Advogado reage às declarações de Catarina Miranda sobre casinos ilegais: “Isto é normalizar o risco”, assinalou.
A segunda parte da reportagem do canal NOW sobre a promoção de casinos ilegais em Portugal voltou a gerar forte debate. Em estúdio, o testemunho de Catarina Miranda foi analisado pelo advogado Pedro Proença, que deixou críticas contundentes.
A ex-concorrente do Big Brother Verão foi a única visada que “aceitou falar” com a jornalista Cláudia Rosenbusch.
Catarina Miranda: “Nunca tive nenhum problema”
Durante a reportagem, Catarina Miranda explicou a sua posição relativamente à publicidade que faz a plataformas que não estão legais para operar em Portugal.
“Eu faço 15 publicidades por mês. Eu faço o mesmo que todos os influencers em Portugal fazem. Portanto, nós somos milhares e nunca tive nenhum problema. Nos papéis que me deram é que estão [legais]“, afirmou.
Além disso, garantiu que nunca teve intenção de causar danos aos seguidores:
“Nunca fiz nada com intenção de prejudicar qualquer um dos meus seguidores e, enquanto não tiver queixas nesse sentido e não tiver qualquer tipo de problema nesse sentido, não faz sentido deixar de fazer“.
“Erro nuclear” nas palavras da influenciadora
No final da emissão, os comentadores em estúdio analisaram o caso. Pedro Proença começou por reconhecer a exposição pública da ex-concorrente, mas apontou falhas graves no discurso.
“Eu ouvia as palavras da Catarina Miranda e a Cláudia focou, de facto, que ela teve a coragem de dar a cara. Mas aquilo que a Catarina Miranda diz, para as pessoas perceberem, é que é o paradigmático do erro nuclear disto tudo. A Catarina Miranda diz duas coisas que são gravíssimas na minha ótica, basicamente diz o seguinte: diz que isto é legal, está convencida que isto é legal, e diz que tem a sensação que nunca prejudicou ninguém, que nunca ninguém foi à falência ou ficou com a vida destruída por causa disto“, declarou.
Em seguida, reforçou a crítica:
“Isto é um erro clamoroso! E eu acho que a Catarina Miranda, que me pareceu sinceramente uma pessoa inteligente e, portanto, uma pessoa que não tem uma inteligência artificial que recebe dinheiro, a Catarina Miranda tem que perceber uma coisa: aqui o que está em causa basicamente é ela está a associar a credibilidade da imagem dela, enquanto figura pública, digamos assim, associa-se capital que ela tem a uma atividade de risco e isto ultrapassa em muito a questão da publicidade“.

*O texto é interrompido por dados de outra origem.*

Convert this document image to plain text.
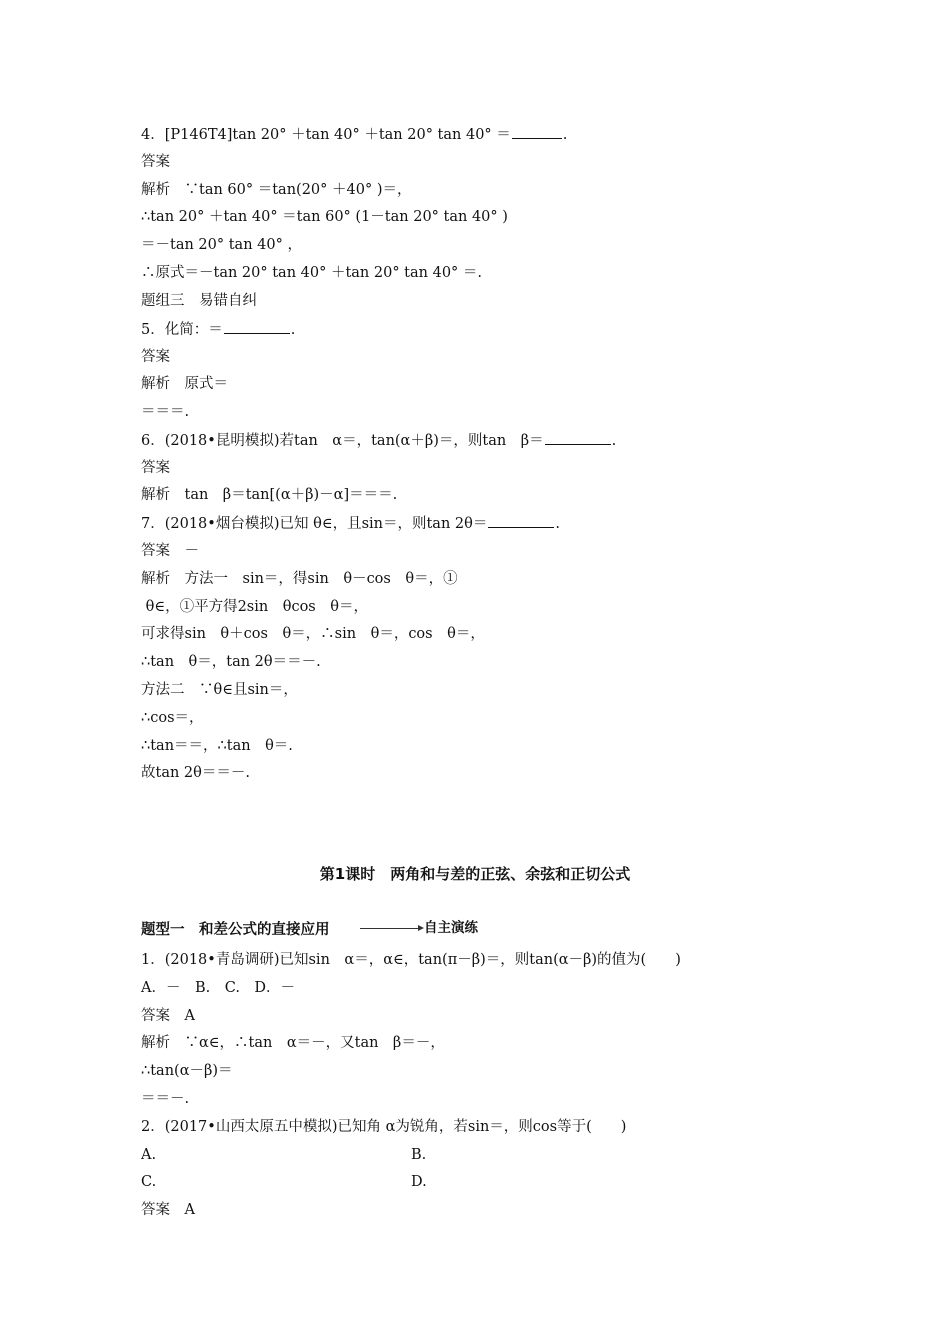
4．[P146T4]tan 20° ＋tan 40° ＋tan 20° tan 40° ＝	.
答案
解析　∵tan 60° ＝tan(20° ＋40° )＝，
∴tan 20° ＋tan 40° ＝tan 60° (1－tan 20° tan 40° )
＝－tan 20° tan 40° ，
∴原式＝－tan 20° tan 40° ＋tan 20° tan 40° ＝.
题组三　易错自纠
5．化简：＝	.
答案
解析　原式＝
＝＝＝.
6．(2018•昆明模拟)若tan　α＝，tan(α＋β)＝，则tan　β＝	.
答案
解析　tan　β＝tan[(α＋β)－α]＝＝＝.
7．(2018•烟台模拟)已知 θ∈，且sin＝，则tan 2θ＝	.
答案　－
解析　方法一　sin＝，得sin　θ－cos　θ＝，①
θ∈，①平方得2sin　θcos　θ＝，
可求得sin　θ＋cos　θ＝，∴sin　θ＝，cos　θ＝，
∴tan　θ＝，tan 2θ＝＝－.
方法二　∵θ∈且sin＝，
∴cos＝，
∴tan＝＝，∴tan　θ＝.
故tan 2θ＝＝－.
第1课时　两角和与差的正弦、余弦和正切公式
题型一　和差公式的直接应用	自主演练
1．(2018•青岛调研)已知sin　α＝，α∈，tan(π－β)＝，则tan(α－β)的值为(　　)
A．－　B.　C.　D．－
答案　A
解析　∵α∈，∴tan　α＝－，又tan　β＝－，
∴tan(α－β)＝
＝＝－.
2．(2017•山西太原五中模拟)已知角 α为锐角，若sin＝，则cos等于(　　)
A.	B.
C.	D.
答案　A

“Isto não é fazer publicidade”
O advogado foi mais longe ao explicar a diferença entre promover um produto e incentivar uma atividade de risco.

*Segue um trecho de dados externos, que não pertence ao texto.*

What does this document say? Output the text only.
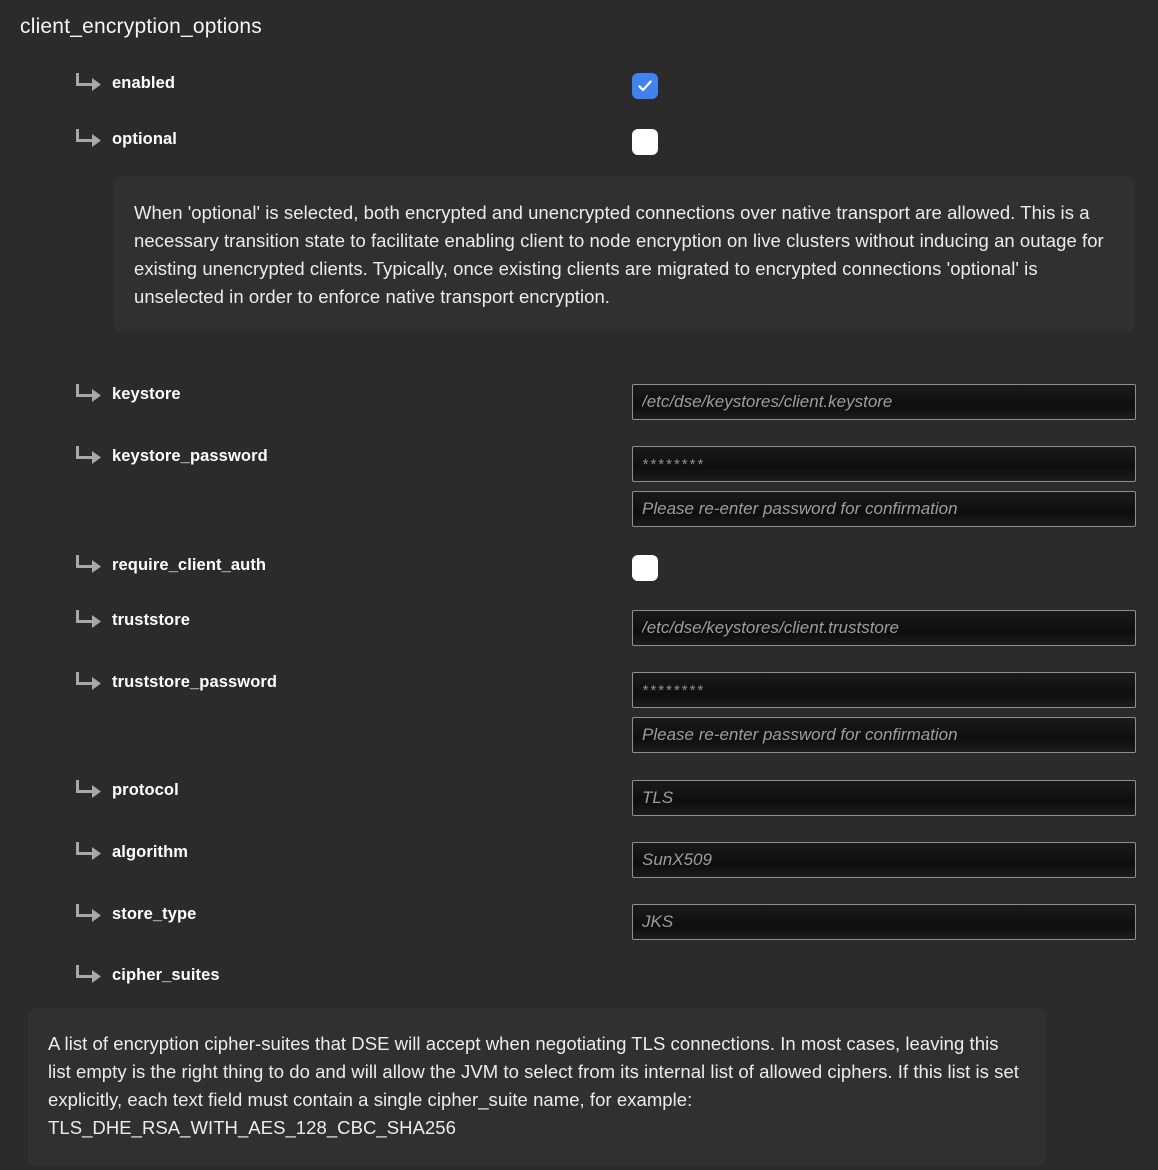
client_encryption_options
enabled
optional

When 'optional' is selected, both encrypted and unencrypted connections over native transport are allowed. This is a necessary transition state to facilitate enabling client to node encryption on live clusters without inducing an outage for existing unencrypted clients. Typically, once existing clients are migrated to encrypted connections 'optional' is unselected in order to enforce native transport encryption.

keystore
/etc/dse/keystores/client.keystore
keystore_password
********
Please re-enter password for confirmation
require_client_auth
truststore
/etc/dse/keystores/client.truststore
truststore_password
********
Please re-enter password for confirmation
protocol
TLS
algorithm
SunX509
store_type
JKS
cipher_suites

A list of encryption cipher-suites that DSE will accept when negotiating TLS connections. In most cases, leaving this list empty is the right thing to do and will allow the JVM to select from its internal list of allowed ciphers. If this list is set explicitly, each text field must contain a single cipher_suite name, for example: TLS_DHE_RSA_WITH_AES_128_CBC_SHA256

“Isto não é fazer publicidade, isto é normalizar o risco. E o que a Catarina Miranda tem que perceber é o seguinte: até pode acontecer que ela, enquanto paliativo da sua consciência, diga concretamente isto: eu tenho a sensação que nunca prejudiquei ninguém. Mas tem que ter a noção de uma coisa: está a investir nesse risco, está a dar conteúdo a esse risco e cada vez que a Catarina Miranda, daqueles 15 stories que faz por mês, vem publicitar o jogo está a investir no risco. É esta a diferença que as pessoas têm que fazer“, explicou.
Por fim, deixou uma posição inequívoca sobre a legalidade da situação:
“Não se trata da questão de ser legal ou ilegal. É ilegal, ponto final, e as questões jurídicas são discutidas no espaço certo. Não se trata de saber que é publicidade, é publicidade. Mas isto é muito mais que publicidade, isto é dizer às pessoas claramente que, se quiserem, podem destruir as suas vidas e isto ultrapassa muito a questão da mera publicidade“.
“Embaixadoras do risco”
Na conclusão da sua intervenção, Pedro Proença apelou à responsabilidade das figuras públicas.
“Aquilo que eu acho é que estas pessoas têm que ter a noção, com todo o respeito e não estamos aqui a querer crucificar ninguém na praça pública, mas estas pessoas têm que ter a noção de uma coisa: estas pessoas são embaixadoras do risco, estas pessoas são embaixadoras do azar. E cada vez que vêm para as redes sociais fazer isto, não estão a fazer publicidade, estão a fazer uma coisa que é gravíssima: estão a normalizar o risco. E quando se normaliza o risco, está-se a ser cúmplice de uma ação que pode ser devastadora para as vidas das pessoas“.
Desta forma, a reportagem do NOW reacendeu a discussão sobre a responsabilidade digital de influenciadores e o impacto social da promoção de plataformas de jogo consideradas ilegais em Portugal.